Duck Colour Genetics

An introduction to duck colour genetics was published in 'The Domestic Duck' (2001, reprinted in paperback 2008). This analysis was based on the work of F M Lancaster and R G Jaap, and also took into account colours developed subsequent to 1963. Experimental breeding with Calls and Indian Runners in particular has expanded our knowledge and understanding of the interactions of the colour genes. The British Waterfowl Standards 2008 now incorporate genotypes, and Colour Breeding gives examples of the colours which span the breeds and gives advice on how to recognize them. Such knowledge enables breeders to eliminate faults more easily, and to refresh inbred flocks by appropriate out-crossing. It takes the guesswork out of breeding and allows recognition of the phenotype by focusing on diagnostics such as wing colour and pattern.

FOREWORD TO 'Colour Breeding in Domestic Ducks'

As far as duck breeders are concerned, the most influential figure in the understanding of colour breeding is Maurice Lancaster.
‘F. M.’ Lancaster published a short series of articles in the Waterfowl Magazine (1977–79). These were based on his research at Harper Adams University College and the original monograph ‘The inheritance of plumage colour in the common duck’, Bibliographia Genetica, 1963. Even for readers not trained in genetics or biology, these articles were ground-breaking. So it is with gratitude and humility that our book explores the same field from the position of the amateur duck breeder today.
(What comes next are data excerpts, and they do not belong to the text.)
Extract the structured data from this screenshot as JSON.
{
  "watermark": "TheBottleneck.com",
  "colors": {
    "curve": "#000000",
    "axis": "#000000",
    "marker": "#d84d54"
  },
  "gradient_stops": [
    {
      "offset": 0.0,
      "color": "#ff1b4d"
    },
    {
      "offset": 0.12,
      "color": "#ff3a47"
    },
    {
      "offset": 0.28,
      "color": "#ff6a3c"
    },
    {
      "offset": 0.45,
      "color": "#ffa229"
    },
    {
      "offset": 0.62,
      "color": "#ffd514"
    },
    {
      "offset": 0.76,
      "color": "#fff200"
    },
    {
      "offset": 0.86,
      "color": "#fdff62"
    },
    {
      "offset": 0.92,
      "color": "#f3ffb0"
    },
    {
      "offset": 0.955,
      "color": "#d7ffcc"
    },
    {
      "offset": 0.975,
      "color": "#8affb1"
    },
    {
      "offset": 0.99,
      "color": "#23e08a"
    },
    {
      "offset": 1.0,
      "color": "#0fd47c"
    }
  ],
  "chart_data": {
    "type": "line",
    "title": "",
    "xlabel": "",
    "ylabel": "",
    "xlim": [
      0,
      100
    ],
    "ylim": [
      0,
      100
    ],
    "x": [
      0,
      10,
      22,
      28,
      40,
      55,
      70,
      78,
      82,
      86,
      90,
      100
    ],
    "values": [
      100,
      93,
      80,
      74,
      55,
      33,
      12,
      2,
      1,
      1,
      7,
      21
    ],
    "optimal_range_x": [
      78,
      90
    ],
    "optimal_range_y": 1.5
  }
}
Mike and Chris Ashton 2007 See Lancaster's review


Section 1 Basic genetics; The effects of all the known colour and pattern genes in ducks and a list of breeds.
Section 2 Breeds and colour varieties under ten major headings - ducklings and adults. Pictures of the wings of various breeds showing the specula and wing coverts etc. in great detail.
Section 3 Sex-linkage
Section 4 Punnett’s early experiments with sex-linked brown dilution; its effect when combined with the two pattern loci, M+ and Li+
Section 5 Major pitfalls encountered in producing new breeds and revitalising old ones. Recessive genes; epistatic genes. Complex interactions between the two triple series controlling variations in the basic ‘wild mallard’ pattern.

An understanding of colour genetics is particularly useful in popular breeds where several colours can be developed on the same type. This applies to Call ducks and Indian Runners. A knowledge of genetics allows compatible colours to be crossed to keep the birds healthy (not too inbred). Only small numbers of F1 and F2 birds need be produced if the outcome is predictable.

Basic Colours
There are reports of ‘Penguin’ ducks being imported into Britain as early as 1835. These ducks brought with them brown dilution and also light phase and dusky mallard genes.

The term ‘Indian Runner’ was largely coined by John Donald in about 1890, when he described similar birds imported also some time in the 1830s. These included all-fawns, whites and pied pattern ducks, the latter being the basis of the Poultry Club Standard publication of 1901. Black Runners were developed from an early white import that also had a certain amount of black in its plumage. Crossed with a Black East Indian, it allowed the development of both Black and Chocolate Runners standardized in 1930 and the later Cumberland Blue Indian Runner, all three of which have extended black.

Trout Runners were the next to be standardized in Europe. They have mallard (M+) genes instead of the more common dusky mallard (md). When heterozygous for blue dilution (Bl/bl+), Trouts become Blue Trouts. When homozygous for blue (Bl/Bl) they are Apricot Trouts (Blau-gelb in German).

Note that in the USA, dark phase Mallard is the norm (with a solid claret bib) rather than the light phase Trout predominant in Europe. However, good Mallard stock is available in Germany.

Where dark phase has been combined with dusky, new colours such as Khaki and Buff have been produced. These lack any claret bib and are a similar colour to the Khaki Campbell and the Buff Orpington because they have a similar genotype.